The Brooklyn Dodgers won the World Series in 1955. Two years later, after the team played what was to be its last game at Ebbets Field, the Dodgers announced they were moving west to Los Angeles. Brooklyn has never forgiven them.

Dodgers’ owner Walter O’Malley began construction on the only privately-financed baseball park since Yankee Stadium in 1923 and until the Giants’ Whatever-Is-the-Current-Phone-Company Park in 2000. (The 2008 version of Yankee Stadium cost taxpayers $1.2 billion.)

When the new $23-million, 56,000-capacity, stadium opened, featuring an “unobstructed view of home plate from every seat,” fans noticed there were only two drinking fountains, one in each dugout. O’Malley said it was merely an oversight and denied that the reason was to increase beer and soft-drink sales. His remedy was to place Dixie cups in the rest rooms. The city Health Department considered that a code violation and ordered drinking fountains be installed.

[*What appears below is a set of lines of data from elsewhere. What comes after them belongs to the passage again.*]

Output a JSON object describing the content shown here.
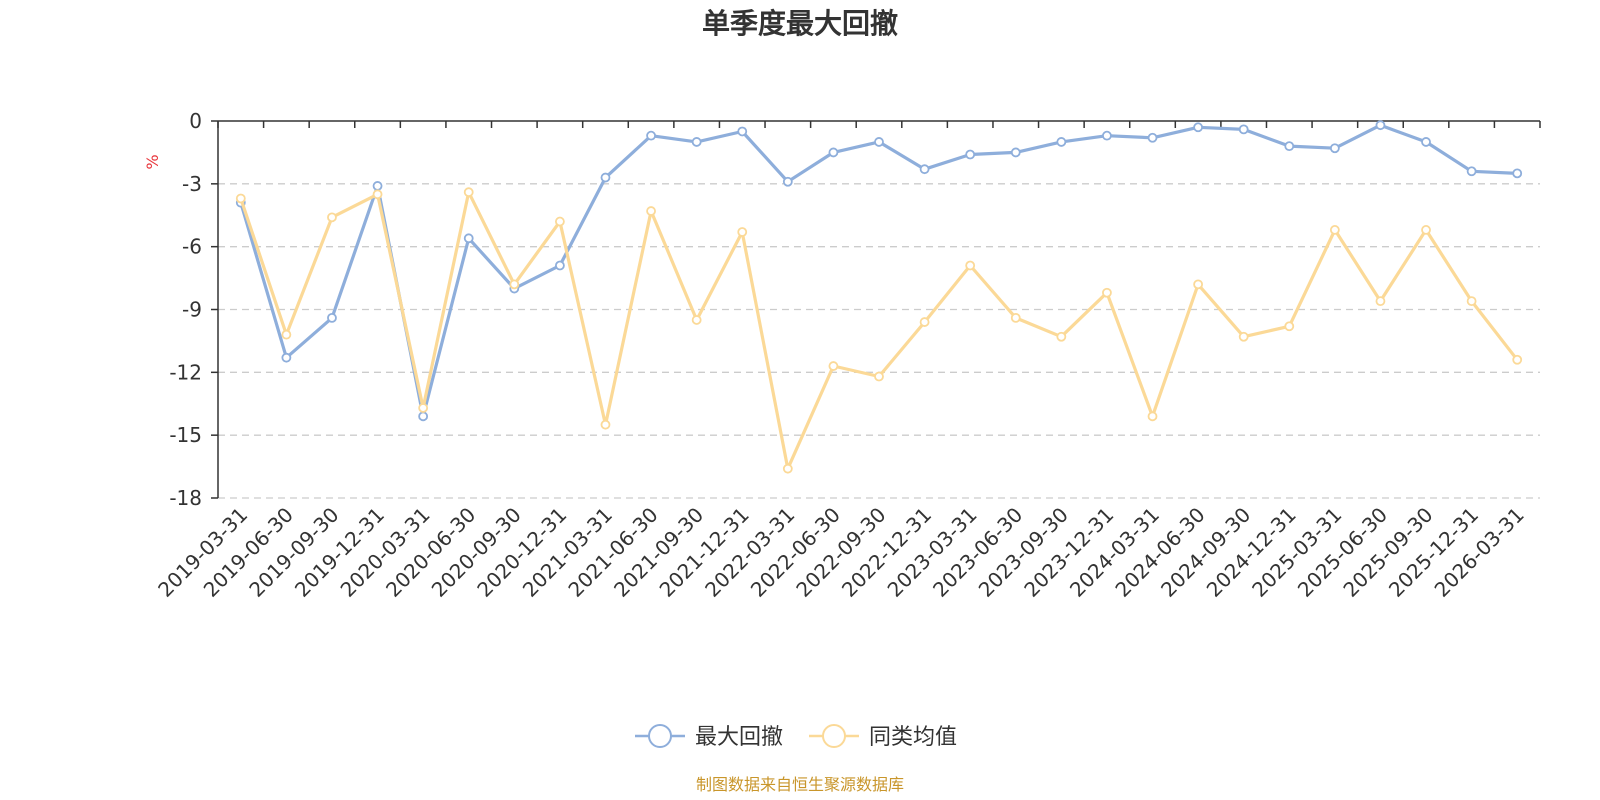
{
  "chart_data": {
    "type": "line",
    "title": "单季度最大回撤",
    "ylabel": "%",
    "ylim": [
      -18,
      0
    ],
    "yticks": [
      0,
      -3,
      -6,
      -9,
      -12,
      -15,
      -18
    ],
    "grid": true,
    "legend_position": "bottom-center",
    "categories": [
      "2019-03-31",
      "2019-06-30",
      "2019-09-30",
      "2019-12-31",
      "2020-03-31",
      "2020-06-30",
      "2020-09-30",
      "2020-12-31",
      "2021-03-31",
      "2021-06-30",
      "2021-09-30",
      "2021-12-31",
      "2022-03-31",
      "2022-06-30",
      "2022-09-30",
      "2022-12-31",
      "2023-03-31",
      "2023-06-30",
      "2023-09-30",
      "2023-12-31",
      "2024-03-31",
      "2024-06-30",
      "2024-09-30",
      "2024-12-31",
      "2025-03-31",
      "2025-06-30",
      "2025-09-30",
      "2025-12-31",
      "2026-03-31"
    ],
    "series": [
      {
        "name": "最大回撤",
        "color": "#8eaedb",
        "values": [
          -3.9,
          -11.3,
          -9.4,
          -3.1,
          -14.1,
          -5.6,
          -8.0,
          -6.9,
          -2.7,
          -0.7,
          -1.0,
          -0.5,
          -2.9,
          -1.5,
          -1.0,
          -2.3,
          -1.6,
          -1.5,
          -1.0,
          -0.7,
          -0.8,
          -0.3,
          -0.4,
          -1.2,
          -1.3,
          -0.2,
          -1.0,
          -2.4,
          -2.5
        ]
      },
      {
        "name": "同类均值",
        "color": "#fbd997",
        "values": [
          -3.7,
          -10.2,
          -4.6,
          -3.5,
          -13.7,
          -3.4,
          -7.8,
          -4.8,
          -14.5,
          -4.3,
          -9.5,
          -5.3,
          -16.6,
          -11.7,
          -12.2,
          -9.6,
          -6.9,
          -9.4,
          -10.3,
          -8.2,
          -14.1,
          -7.8,
          -10.3,
          -9.8,
          -5.2,
          -8.6,
          -5.2,
          -8.6,
          -11.4
        ]
      }
    ]
  },
  "source_text": "制图数据来自恒生聚源数据库",
  "colors": {
    "title": "#333333",
    "axis": "#333333",
    "grid": "#cccccc",
    "unit": "#e8343a",
    "source": "#c9962b"
  }
}
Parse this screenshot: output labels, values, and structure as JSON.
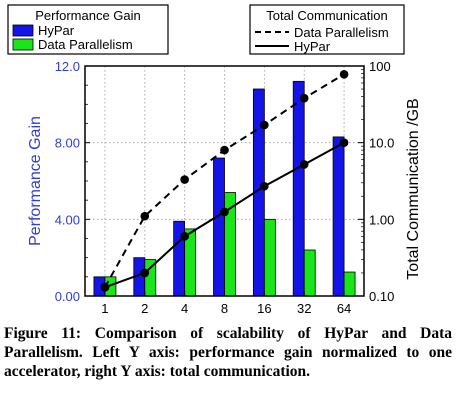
{
  "chart_data": {
    "type": "bar",
    "categories": [
      "1",
      "2",
      "4",
      "8",
      "16",
      "32",
      "64"
    ],
    "left_axis": {
      "label": "Performance Gain",
      "range": [
        0,
        12
      ],
      "ticks": [
        "0.00",
        "4.00",
        "8.00",
        "12.0"
      ],
      "tick_values": [
        0,
        4,
        8,
        12
      ],
      "color": "#2f3fd0"
    },
    "right_axis": {
      "label": "Total Communication /GB",
      "scale": "log",
      "range": [
        0.1,
        100
      ],
      "ticks": [
        "0.10",
        "1.00",
        "10.0",
        "100"
      ],
      "tick_values": [
        0.1,
        1,
        10,
        100
      ]
    },
    "bar_series": [
      {
        "name": "HyPar",
        "color": "#1414e6",
        "values": [
          1.0,
          2.0,
          3.9,
          7.2,
          10.8,
          11.2,
          8.3
        ]
      },
      {
        "name": "Data Parallelism",
        "color": "#19e619",
        "values": [
          1.0,
          1.9,
          3.5,
          5.4,
          4.0,
          2.4,
          1.25
        ]
      }
    ],
    "line_series": [
      {
        "name": "Data Parallelism",
        "style": "dashed",
        "values": [
          0.13,
          1.1,
          3.3,
          8.0,
          17.0,
          38.0,
          78.0
        ]
      },
      {
        "name": "HyPar",
        "style": "solid",
        "values": [
          0.13,
          0.2,
          0.6,
          1.25,
          2.7,
          5.2,
          10.0
        ]
      }
    ],
    "legend_left": {
      "title": "Performance Gain",
      "entries": [
        "HyPar",
        "Data Parallelism"
      ]
    },
    "legend_right": {
      "title": "Total Communication",
      "entries": [
        "Data Parallelism",
        "HyPar"
      ]
    },
    "grid": true
  },
  "caption": "Figure 11: Comparison of scalability of HyPar and Data Parallelism. Left Y axis: performance gain normalized to one accelerator, right Y axis: total communication.",
  "colors": {
    "bar_outline": "#000000",
    "grid": "#9a9a9a"
  }
}
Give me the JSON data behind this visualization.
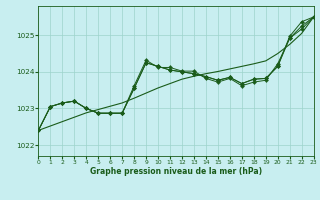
{
  "title": "Graphe pression niveau de la mer (hPa)",
  "bg_color": "#c8eef0",
  "grid_color": "#9dd4cc",
  "line_color": "#1a5c1a",
  "xlim": [
    0,
    23
  ],
  "ylim": [
    1021.7,
    1025.8
  ],
  "yticks": [
    1022,
    1023,
    1024,
    1025
  ],
  "xticks": [
    0,
    1,
    2,
    3,
    4,
    5,
    6,
    7,
    8,
    9,
    10,
    11,
    12,
    13,
    14,
    15,
    16,
    17,
    18,
    19,
    20,
    21,
    22,
    23
  ],
  "line_straight": [
    1022.4,
    1022.52,
    1022.64,
    1022.76,
    1022.88,
    1022.97,
    1023.06,
    1023.15,
    1023.28,
    1023.42,
    1023.56,
    1023.68,
    1023.8,
    1023.88,
    1023.95,
    1024.01,
    1024.08,
    1024.15,
    1024.22,
    1024.3,
    1024.5,
    1024.75,
    1025.05,
    1025.5
  ],
  "line_a": [
    1022.4,
    1023.05,
    1023.15,
    1023.2,
    1023.0,
    1022.87,
    1022.87,
    1022.87,
    1023.55,
    1024.25,
    1024.15,
    1024.05,
    1024.0,
    1023.95,
    1023.87,
    1023.77,
    1023.85,
    1023.68,
    1023.8,
    1023.82,
    1024.15,
    1024.97,
    1025.37,
    1025.5
  ],
  "line_b": [
    1022.4,
    1023.05,
    1023.15,
    1023.2,
    1023.0,
    1022.87,
    1022.87,
    1022.87,
    1023.55,
    1024.25,
    1024.15,
    1024.05,
    1024.0,
    1023.95,
    1023.87,
    1023.77,
    1023.85,
    1023.68,
    1023.8,
    1023.82,
    1024.15,
    1024.92,
    1025.25,
    1025.5
  ],
  "line_c": [
    1022.4,
    1023.05,
    1023.15,
    1023.2,
    1023.0,
    1022.87,
    1022.87,
    1022.87,
    1023.62,
    1024.32,
    1024.12,
    1024.12,
    1024.02,
    1024.02,
    1023.82,
    1023.72,
    1023.82,
    1023.62,
    1023.72,
    1023.77,
    1024.22,
    1024.92,
    1025.17,
    1025.5
  ]
}
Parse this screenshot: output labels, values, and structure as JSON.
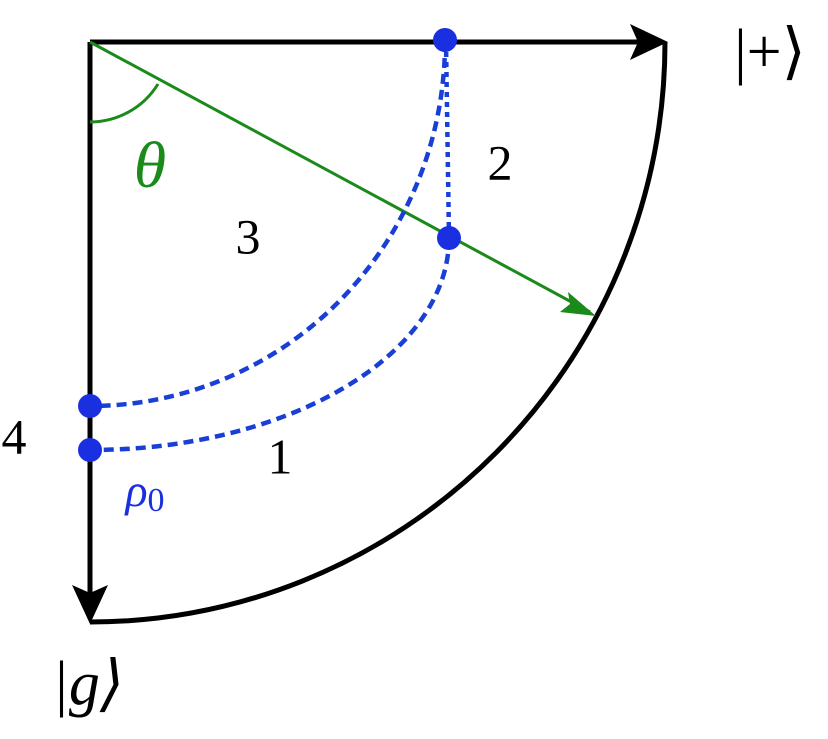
{
  "axes": {
    "plus_label": "|+⟩",
    "g_label": "|g⟩"
  },
  "angle_label": "θ",
  "state": {
    "symbol": "ρ",
    "subscript": "0"
  },
  "regions": [
    "1",
    "2",
    "3",
    "4"
  ]
}
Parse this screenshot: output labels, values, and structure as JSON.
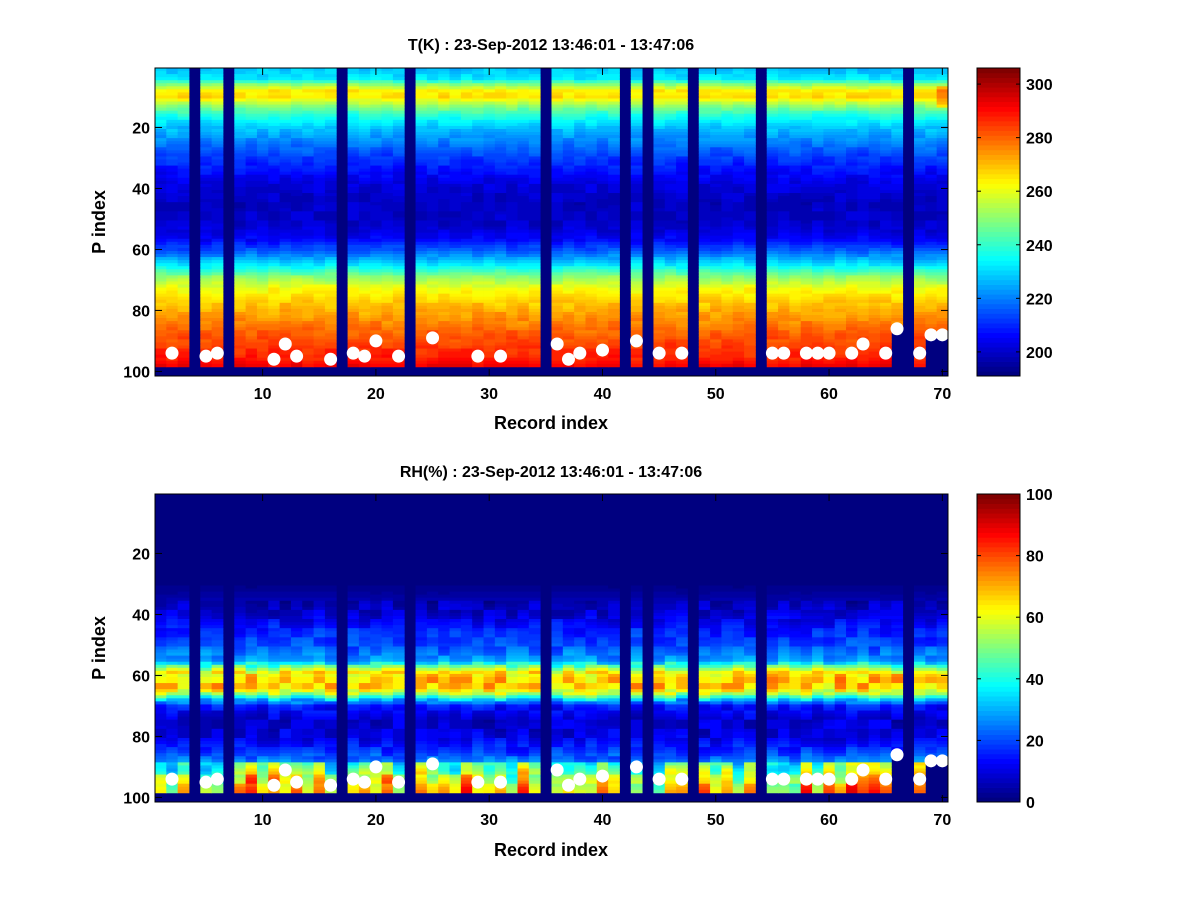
{
  "chart_data": [
    {
      "type": "heatmap",
      "title": "T(K) : 23-Sep-2012 13:46:01 - 13:47:06",
      "xlabel": "Record index",
      "ylabel": "P index",
      "xlim": [
        0.5,
        70.5
      ],
      "ylim": [
        0.5,
        101.5
      ],
      "y_reversed": true,
      "xticks": [
        10,
        20,
        30,
        40,
        50,
        60,
        70
      ],
      "yticks": [
        20,
        40,
        60,
        80,
        100
      ],
      "colorbar": {
        "clim": [
          191,
          306
        ],
        "ticks": [
          200,
          220,
          240,
          260,
          280,
          300
        ],
        "colormap": "jet"
      },
      "profile_knots": [
        [
          1,
          228
        ],
        [
          4,
          232
        ],
        [
          6,
          250
        ],
        [
          8,
          264
        ],
        [
          10,
          266
        ],
        [
          13,
          250
        ],
        [
          16,
          238
        ],
        [
          20,
          228
        ],
        [
          25,
          220
        ],
        [
          30,
          212
        ],
        [
          38,
          203
        ],
        [
          45,
          199
        ],
        [
          52,
          200
        ],
        [
          57,
          206
        ],
        [
          61,
          218
        ],
        [
          65,
          232
        ],
        [
          69,
          250
        ],
        [
          73,
          262
        ],
        [
          77,
          268
        ],
        [
          82,
          274
        ],
        [
          87,
          280
        ],
        [
          92,
          285
        ],
        [
          96,
          288
        ],
        [
          98,
          292
        ]
      ],
      "missing_records": [
        4,
        7,
        17,
        23,
        35,
        42,
        44,
        48,
        54,
        67
      ],
      "records": 70,
      "levels": 98,
      "surface_points": [
        [
          2,
          94
        ],
        [
          5,
          95
        ],
        [
          6,
          94
        ],
        [
          11,
          96
        ],
        [
          12,
          91
        ],
        [
          13,
          95
        ],
        [
          16,
          96
        ],
        [
          18,
          94
        ],
        [
          19,
          95
        ],
        [
          20,
          90
        ],
        [
          22,
          95
        ],
        [
          25,
          89
        ],
        [
          29,
          95
        ],
        [
          31,
          95
        ],
        [
          36,
          91
        ],
        [
          37,
          96
        ],
        [
          38,
          94
        ],
        [
          40,
          93
        ],
        [
          43,
          90
        ],
        [
          45,
          94
        ],
        [
          47,
          94
        ],
        [
          55,
          94
        ],
        [
          56,
          94
        ],
        [
          58,
          94
        ],
        [
          59,
          94
        ],
        [
          60,
          94
        ],
        [
          62,
          94
        ],
        [
          63,
          91
        ],
        [
          65,
          94
        ],
        [
          66,
          86
        ],
        [
          68,
          94
        ],
        [
          69,
          88
        ],
        [
          70,
          88
        ]
      ],
      "data_ends_at_surface": [
        66,
        69,
        70
      ]
    },
    {
      "type": "heatmap",
      "title": "RH(%) : 23-Sep-2012 13:46:01 - 13:47:06",
      "xlabel": "Record index",
      "ylabel": "P index",
      "xlim": [
        0.5,
        70.5
      ],
      "ylim": [
        0.5,
        101.5
      ],
      "y_reversed": true,
      "xticks": [
        10,
        20,
        30,
        40,
        50,
        60,
        70
      ],
      "yticks": [
        20,
        40,
        60,
        80,
        100
      ],
      "colorbar": {
        "clim": [
          0,
          100
        ],
        "ticks": [
          0,
          20,
          40,
          60,
          80,
          100
        ],
        "colormap": "jet"
      },
      "profile_knots": [
        [
          1,
          1
        ],
        [
          30,
          1
        ],
        [
          34,
          4
        ],
        [
          40,
          9
        ],
        [
          45,
          16
        ],
        [
          50,
          20
        ],
        [
          55,
          28
        ],
        [
          57,
          45
        ],
        [
          59,
          62
        ],
        [
          61,
          68
        ],
        [
          64,
          68
        ],
        [
          66,
          55
        ],
        [
          68,
          32
        ],
        [
          70,
          15
        ],
        [
          75,
          8
        ],
        [
          80,
          10
        ],
        [
          85,
          18
        ],
        [
          90,
          30
        ],
        [
          94,
          42
        ],
        [
          98,
          50
        ]
      ],
      "missing_records": [
        4,
        7,
        17,
        23,
        35,
        42,
        44,
        48,
        54,
        67
      ],
      "records": 70,
      "levels": 98,
      "surface_points": [
        [
          2,
          94
        ],
        [
          5,
          95
        ],
        [
          6,
          94
        ],
        [
          11,
          96
        ],
        [
          12,
          91
        ],
        [
          13,
          95
        ],
        [
          16,
          96
        ],
        [
          18,
          94
        ],
        [
          19,
          95
        ],
        [
          20,
          90
        ],
        [
          22,
          95
        ],
        [
          25,
          89
        ],
        [
          29,
          95
        ],
        [
          31,
          95
        ],
        [
          36,
          91
        ],
        [
          37,
          96
        ],
        [
          38,
          94
        ],
        [
          40,
          93
        ],
        [
          43,
          90
        ],
        [
          45,
          94
        ],
        [
          47,
          94
        ],
        [
          55,
          94
        ],
        [
          56,
          94
        ],
        [
          58,
          94
        ],
        [
          59,
          94
        ],
        [
          60,
          94
        ],
        [
          62,
          94
        ],
        [
          63,
          91
        ],
        [
          65,
          94
        ],
        [
          66,
          86
        ],
        [
          68,
          94
        ],
        [
          69,
          88
        ],
        [
          70,
          88
        ]
      ],
      "data_ends_at_surface": [
        66,
        69,
        70
      ]
    }
  ],
  "colors": {
    "missing": "#000080",
    "marker": "#ffffff"
  }
}
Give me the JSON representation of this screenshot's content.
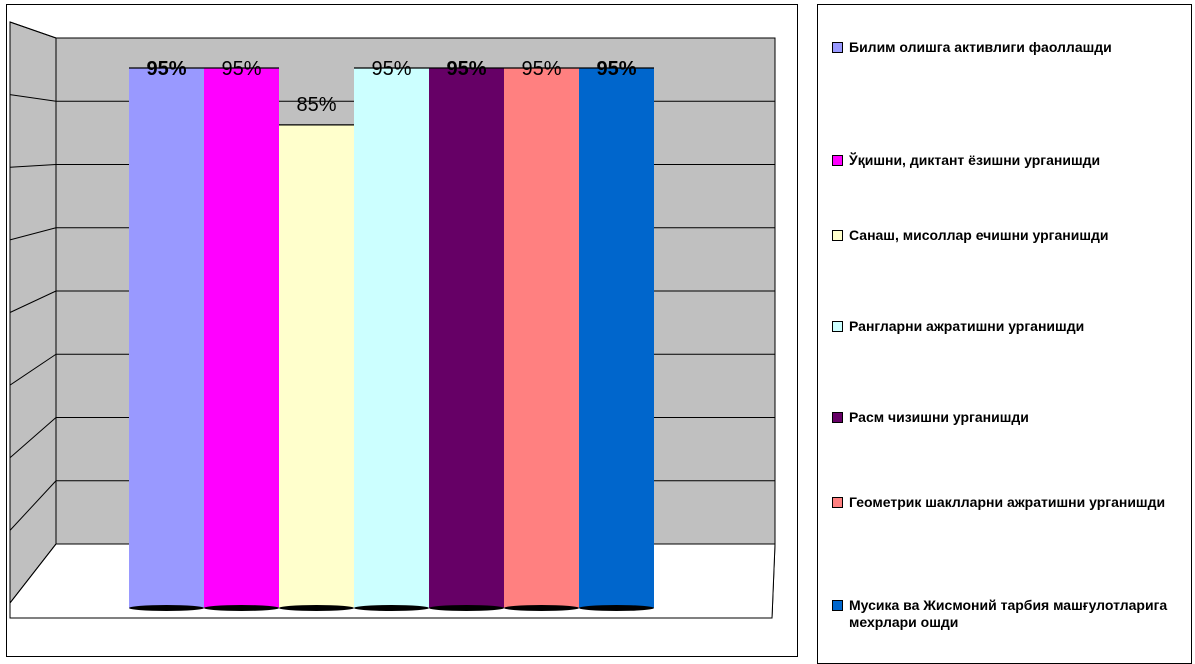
{
  "chart_data": {
    "type": "bar",
    "title": "",
    "xlabel": "",
    "ylabel": "",
    "ylim": [
      0,
      100
    ],
    "grid": true,
    "legend_position": "right",
    "series": [
      {
        "name": "Билим олишга активлиги фаоллашди",
        "value": 95,
        "label": "95%",
        "color": "#9999ff",
        "label_bold": true
      },
      {
        "name": "Ўқишни, диктант ёзишни урганишди",
        "value": 95,
        "label": "95%",
        "color": "#ff00ff",
        "label_bold": false
      },
      {
        "name": "Санаш, мисоллар ечишни урганишди",
        "value": 85,
        "label": "85%",
        "color": "#ffffcc",
        "label_bold": false
      },
      {
        "name": "Рангларни ажратишни урганишди",
        "value": 95,
        "label": "95%",
        "color": "#ccffff",
        "label_bold": false
      },
      {
        "name": "Расм чизишни урганишди",
        "value": 95,
        "label": "95%",
        "color": "#660066",
        "label_bold": true
      },
      {
        "name": "Геометрик шаклларни ажратишни урганишди",
        "value": 95,
        "label": "95%",
        "color": "#ff8080",
        "label_bold": false
      },
      {
        "name": "Мусика ва Жисмоний тарбия машғулотларига мехрлари ошди",
        "value": 95,
        "label": "95%",
        "color": "#0066cc",
        "label_bold": true
      }
    ]
  },
  "legend": {
    "items": [
      "Билим олишга активлиги фаоллашди",
      "Ўқишни, диктант ёзишни урганишди",
      "Санаш, мисоллар ечишни урганишди",
      "Рангларни ажратишни урганишди",
      "Расм чизишни урганишди",
      "Геометрик шаклларни ажратишни урганишди",
      "Мусика ва Жисмоний тарбия машғулотларига мехрлари ошди"
    ]
  },
  "colors": {
    "wall": "#c0c0c0",
    "side_wall": "#c0c0c0",
    "grid": "#000000"
  }
}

(When Disneyland opened in 1955, Walt Disney claimed a plumbers strike forced him to choose between rest rooms and drinking fountains. Disney reasoned, “People can buy Pepsi Cola but they can’t pee in the street.”)

Walter O’Malley, were he still alive, would have the last laugh. Public drinking fountains are out of fashion and fans now pay $5.75 for a bottle of water at Dodgers Stadium.